On October 13 and 14, Robert Loeb, M.D., a member and incoming chair of ASA’s Committee on Equipment and Facilities, presented on the potential benefits and challenges associated with Physiological Closed-Loop Controlled (PCLC) Devices at a Food and Drug Administration public workshop. The workshop focused on the design, development and performance evaluation of PCLC systems intended for use in critical care environments; specifically, closed-loop devices for anesthetic delivery, vasoactive drug and fluid delivery and mechanical ventilation.
Anesthesiology was a major focus of the workshop, on both the clinical and engineering side, with several ASA members participating, including: Maxime Cannesson, M.D., Ph.D.; Julian Goldman, M.D.; Jeff Mandel, M.D.; James Philip, M.D.; Steven Shafer, M.D.; Michael Kinsky, M.D.; Colin Mackinzie, M.B., Ch.B; and Steve Parker, M.D.
ASA also submitted formal comments leading up to the workshop.
Physiological closed-loop controlled (PCLC) systems are medical devices capable of autonomously regulating the administration rate of medications or fluids, or of ventilator settings, based on feedback from physiological sensors.

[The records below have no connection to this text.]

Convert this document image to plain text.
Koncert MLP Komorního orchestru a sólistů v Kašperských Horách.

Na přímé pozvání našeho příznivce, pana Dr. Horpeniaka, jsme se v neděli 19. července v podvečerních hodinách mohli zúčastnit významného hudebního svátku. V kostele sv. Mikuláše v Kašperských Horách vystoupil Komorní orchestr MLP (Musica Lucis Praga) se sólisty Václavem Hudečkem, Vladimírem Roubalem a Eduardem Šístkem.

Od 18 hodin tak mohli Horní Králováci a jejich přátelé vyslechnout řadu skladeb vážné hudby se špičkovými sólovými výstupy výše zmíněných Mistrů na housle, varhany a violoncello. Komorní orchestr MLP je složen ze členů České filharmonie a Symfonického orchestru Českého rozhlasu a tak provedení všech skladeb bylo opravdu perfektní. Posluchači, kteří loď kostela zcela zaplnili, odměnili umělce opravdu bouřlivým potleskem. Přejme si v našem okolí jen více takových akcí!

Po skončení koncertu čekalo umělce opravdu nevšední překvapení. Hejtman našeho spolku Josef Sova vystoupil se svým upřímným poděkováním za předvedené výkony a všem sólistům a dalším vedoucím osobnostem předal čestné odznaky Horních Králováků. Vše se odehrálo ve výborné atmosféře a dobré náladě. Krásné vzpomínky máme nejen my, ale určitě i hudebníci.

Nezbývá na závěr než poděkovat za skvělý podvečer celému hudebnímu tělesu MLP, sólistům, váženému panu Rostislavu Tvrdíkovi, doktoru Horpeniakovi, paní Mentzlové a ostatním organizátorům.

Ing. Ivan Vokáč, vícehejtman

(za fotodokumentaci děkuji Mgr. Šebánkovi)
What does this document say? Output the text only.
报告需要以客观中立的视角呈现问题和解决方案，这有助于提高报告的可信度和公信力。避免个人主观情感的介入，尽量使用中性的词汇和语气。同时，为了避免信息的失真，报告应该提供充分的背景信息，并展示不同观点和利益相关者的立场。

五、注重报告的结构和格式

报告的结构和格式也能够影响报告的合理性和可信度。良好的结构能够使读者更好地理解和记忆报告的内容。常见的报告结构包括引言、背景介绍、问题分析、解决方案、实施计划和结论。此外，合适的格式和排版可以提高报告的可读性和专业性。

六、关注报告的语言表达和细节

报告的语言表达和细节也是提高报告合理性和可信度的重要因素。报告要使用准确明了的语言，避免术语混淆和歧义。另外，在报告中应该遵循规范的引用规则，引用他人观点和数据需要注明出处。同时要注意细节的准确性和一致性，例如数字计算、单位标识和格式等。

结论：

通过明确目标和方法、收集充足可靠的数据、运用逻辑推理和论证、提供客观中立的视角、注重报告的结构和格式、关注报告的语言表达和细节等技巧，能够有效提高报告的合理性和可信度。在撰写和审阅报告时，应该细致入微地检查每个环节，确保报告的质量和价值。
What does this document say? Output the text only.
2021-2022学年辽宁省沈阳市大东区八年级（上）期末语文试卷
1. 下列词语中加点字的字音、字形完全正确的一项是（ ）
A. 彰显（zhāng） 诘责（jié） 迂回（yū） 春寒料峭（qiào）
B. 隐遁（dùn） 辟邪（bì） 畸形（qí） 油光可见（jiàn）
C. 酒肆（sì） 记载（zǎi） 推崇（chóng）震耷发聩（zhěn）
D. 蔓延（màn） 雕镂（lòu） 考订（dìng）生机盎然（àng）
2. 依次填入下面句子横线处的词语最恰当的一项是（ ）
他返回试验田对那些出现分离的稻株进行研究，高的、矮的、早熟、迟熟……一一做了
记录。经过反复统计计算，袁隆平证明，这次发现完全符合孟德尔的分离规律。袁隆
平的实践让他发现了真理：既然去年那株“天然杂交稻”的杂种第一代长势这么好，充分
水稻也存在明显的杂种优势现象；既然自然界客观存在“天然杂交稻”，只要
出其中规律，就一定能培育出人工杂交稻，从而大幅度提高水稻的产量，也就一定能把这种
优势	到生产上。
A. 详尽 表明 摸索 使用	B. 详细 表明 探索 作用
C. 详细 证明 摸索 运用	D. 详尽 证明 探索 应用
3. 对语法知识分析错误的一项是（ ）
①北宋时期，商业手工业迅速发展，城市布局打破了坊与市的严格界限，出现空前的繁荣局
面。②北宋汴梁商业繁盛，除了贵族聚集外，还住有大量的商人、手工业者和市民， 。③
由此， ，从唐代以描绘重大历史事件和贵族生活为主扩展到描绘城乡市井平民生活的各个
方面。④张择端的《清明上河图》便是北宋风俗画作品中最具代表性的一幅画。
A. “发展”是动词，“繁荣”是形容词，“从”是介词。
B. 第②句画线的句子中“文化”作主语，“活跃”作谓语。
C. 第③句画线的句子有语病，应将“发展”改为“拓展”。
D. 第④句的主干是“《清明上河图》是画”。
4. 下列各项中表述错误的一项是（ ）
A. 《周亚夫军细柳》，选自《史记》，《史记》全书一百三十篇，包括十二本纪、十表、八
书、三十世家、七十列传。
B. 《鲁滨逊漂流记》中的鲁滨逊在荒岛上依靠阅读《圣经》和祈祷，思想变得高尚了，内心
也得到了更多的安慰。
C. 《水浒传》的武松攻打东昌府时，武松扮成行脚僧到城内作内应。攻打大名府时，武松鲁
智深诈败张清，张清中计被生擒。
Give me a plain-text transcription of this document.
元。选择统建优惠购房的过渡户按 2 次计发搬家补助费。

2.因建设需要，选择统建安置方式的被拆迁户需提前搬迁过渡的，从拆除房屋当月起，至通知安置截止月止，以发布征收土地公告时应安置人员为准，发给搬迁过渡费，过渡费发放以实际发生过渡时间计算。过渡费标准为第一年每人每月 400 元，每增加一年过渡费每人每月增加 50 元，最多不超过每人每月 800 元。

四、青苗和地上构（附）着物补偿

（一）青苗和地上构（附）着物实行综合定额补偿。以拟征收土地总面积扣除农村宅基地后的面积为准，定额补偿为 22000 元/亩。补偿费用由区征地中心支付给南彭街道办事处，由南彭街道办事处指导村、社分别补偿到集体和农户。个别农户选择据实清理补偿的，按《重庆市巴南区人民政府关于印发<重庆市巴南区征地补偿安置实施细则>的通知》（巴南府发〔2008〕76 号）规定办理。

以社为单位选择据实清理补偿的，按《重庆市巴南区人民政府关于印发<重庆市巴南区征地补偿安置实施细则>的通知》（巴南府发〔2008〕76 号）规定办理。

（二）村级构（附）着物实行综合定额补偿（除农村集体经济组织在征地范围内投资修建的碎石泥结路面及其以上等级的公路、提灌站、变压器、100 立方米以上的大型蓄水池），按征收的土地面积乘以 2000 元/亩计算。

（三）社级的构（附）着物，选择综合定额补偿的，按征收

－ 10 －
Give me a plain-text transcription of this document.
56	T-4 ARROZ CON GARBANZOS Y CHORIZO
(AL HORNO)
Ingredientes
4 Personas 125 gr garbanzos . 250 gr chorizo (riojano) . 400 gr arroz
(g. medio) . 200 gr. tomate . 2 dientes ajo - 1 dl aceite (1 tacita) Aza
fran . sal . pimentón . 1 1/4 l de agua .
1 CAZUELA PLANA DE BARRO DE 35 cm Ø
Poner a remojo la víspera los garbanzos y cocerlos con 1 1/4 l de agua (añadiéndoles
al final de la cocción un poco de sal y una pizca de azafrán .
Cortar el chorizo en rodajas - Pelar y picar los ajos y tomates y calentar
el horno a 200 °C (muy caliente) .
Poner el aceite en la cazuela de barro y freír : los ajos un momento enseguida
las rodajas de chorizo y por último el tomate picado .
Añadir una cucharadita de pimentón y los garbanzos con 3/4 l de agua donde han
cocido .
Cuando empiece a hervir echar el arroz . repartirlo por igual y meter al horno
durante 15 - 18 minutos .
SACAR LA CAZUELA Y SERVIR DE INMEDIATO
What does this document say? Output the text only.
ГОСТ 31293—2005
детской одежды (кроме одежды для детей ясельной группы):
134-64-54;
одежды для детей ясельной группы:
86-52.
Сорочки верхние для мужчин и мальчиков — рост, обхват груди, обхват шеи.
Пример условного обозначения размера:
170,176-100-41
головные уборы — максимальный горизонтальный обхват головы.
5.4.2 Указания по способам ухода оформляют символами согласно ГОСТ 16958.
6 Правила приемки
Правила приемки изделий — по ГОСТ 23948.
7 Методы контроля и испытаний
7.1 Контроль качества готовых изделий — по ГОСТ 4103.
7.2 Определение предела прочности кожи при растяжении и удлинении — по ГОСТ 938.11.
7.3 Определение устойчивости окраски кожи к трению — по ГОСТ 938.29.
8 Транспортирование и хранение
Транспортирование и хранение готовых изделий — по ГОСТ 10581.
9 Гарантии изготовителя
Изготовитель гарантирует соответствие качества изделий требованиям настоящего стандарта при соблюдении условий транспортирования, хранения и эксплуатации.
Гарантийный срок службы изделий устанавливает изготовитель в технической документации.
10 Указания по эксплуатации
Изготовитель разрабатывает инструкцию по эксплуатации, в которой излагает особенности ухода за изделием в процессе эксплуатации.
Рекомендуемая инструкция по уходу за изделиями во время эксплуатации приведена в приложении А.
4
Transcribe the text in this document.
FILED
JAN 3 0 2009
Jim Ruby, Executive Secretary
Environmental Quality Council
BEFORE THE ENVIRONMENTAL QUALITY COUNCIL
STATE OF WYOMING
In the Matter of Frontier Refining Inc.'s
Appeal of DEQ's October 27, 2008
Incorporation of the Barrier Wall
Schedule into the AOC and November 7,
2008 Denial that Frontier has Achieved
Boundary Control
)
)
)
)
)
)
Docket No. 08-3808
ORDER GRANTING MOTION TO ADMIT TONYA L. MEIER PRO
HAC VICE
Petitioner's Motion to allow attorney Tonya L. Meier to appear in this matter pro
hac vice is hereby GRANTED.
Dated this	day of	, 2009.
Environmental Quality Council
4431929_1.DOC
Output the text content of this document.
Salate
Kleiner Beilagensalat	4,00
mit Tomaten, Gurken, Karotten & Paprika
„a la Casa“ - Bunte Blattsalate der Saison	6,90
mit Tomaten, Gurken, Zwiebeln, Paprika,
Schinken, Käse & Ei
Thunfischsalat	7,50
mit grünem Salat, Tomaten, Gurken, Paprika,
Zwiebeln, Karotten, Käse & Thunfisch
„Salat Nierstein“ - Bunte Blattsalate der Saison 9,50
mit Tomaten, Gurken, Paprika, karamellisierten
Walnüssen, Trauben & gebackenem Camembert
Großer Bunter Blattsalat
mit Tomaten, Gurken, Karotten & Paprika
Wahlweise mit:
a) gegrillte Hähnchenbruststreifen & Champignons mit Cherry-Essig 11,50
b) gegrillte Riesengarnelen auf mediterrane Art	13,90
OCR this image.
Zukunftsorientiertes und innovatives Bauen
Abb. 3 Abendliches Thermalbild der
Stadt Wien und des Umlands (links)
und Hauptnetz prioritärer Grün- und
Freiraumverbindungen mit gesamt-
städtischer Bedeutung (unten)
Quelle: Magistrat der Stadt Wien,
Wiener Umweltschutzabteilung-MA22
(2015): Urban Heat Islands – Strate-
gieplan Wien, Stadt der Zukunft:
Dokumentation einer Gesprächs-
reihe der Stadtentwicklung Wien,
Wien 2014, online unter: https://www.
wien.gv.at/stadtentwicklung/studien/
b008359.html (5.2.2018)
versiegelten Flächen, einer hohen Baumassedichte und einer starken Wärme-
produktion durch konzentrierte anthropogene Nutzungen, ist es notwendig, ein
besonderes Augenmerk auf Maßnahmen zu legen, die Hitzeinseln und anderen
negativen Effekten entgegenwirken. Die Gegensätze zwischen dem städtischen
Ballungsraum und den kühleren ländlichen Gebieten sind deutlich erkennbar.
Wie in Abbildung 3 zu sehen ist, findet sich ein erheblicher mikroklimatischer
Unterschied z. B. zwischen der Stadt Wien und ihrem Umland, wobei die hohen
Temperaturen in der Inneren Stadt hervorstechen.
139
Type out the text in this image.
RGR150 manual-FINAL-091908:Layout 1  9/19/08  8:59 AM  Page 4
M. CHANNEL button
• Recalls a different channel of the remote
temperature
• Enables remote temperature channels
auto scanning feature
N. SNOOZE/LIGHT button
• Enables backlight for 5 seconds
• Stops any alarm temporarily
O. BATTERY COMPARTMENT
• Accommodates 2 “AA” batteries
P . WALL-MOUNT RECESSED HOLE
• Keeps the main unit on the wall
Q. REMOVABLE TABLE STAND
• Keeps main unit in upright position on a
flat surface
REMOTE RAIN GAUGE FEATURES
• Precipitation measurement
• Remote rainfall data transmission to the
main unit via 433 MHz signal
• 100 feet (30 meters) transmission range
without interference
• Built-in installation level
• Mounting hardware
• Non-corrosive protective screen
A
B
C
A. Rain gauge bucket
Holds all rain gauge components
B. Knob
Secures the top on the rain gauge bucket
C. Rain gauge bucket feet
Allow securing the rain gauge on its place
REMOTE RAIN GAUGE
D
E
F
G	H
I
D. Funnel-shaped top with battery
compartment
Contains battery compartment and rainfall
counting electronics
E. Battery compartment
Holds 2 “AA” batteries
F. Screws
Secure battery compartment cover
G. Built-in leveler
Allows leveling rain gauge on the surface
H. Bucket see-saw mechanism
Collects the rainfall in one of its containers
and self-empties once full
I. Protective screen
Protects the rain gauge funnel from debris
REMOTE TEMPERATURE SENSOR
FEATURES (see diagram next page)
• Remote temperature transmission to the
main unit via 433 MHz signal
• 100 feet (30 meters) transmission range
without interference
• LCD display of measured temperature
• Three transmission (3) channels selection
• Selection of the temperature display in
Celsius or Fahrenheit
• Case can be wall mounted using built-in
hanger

Dr. Loeb’s presentation emphasized that the goal of these devices is to augment the physician, not replace them. These devices have the potential to reduce the workload of clinicians and autonomously titrate drugs, resulting in fewer over and under-dose events. In addition, more uniform control allows for less inter-patient variability.
However, Dr. Loeb also pointed out some potential drawbacks with PCLC devices. For example, sensor-level problems, such as artifact in physiologic sensors (e.g., invasive blood pressure, electroencephalogram, cardiac output, respiratory gases) could lead to inappropriate therapy. Dr. Loeb clarified that any potential problems relate to usability and other human factors issues. For instance, PCLC devices may be difficult to set-up, with the many parameters that must be entered. He also stated that it could be difficult for clinicians to recognize problems and resume control when PCLC devices fail or reach their limits.
ASA was pleased to participate in this workshop and will continue to monitor FDA action on PCLC devices.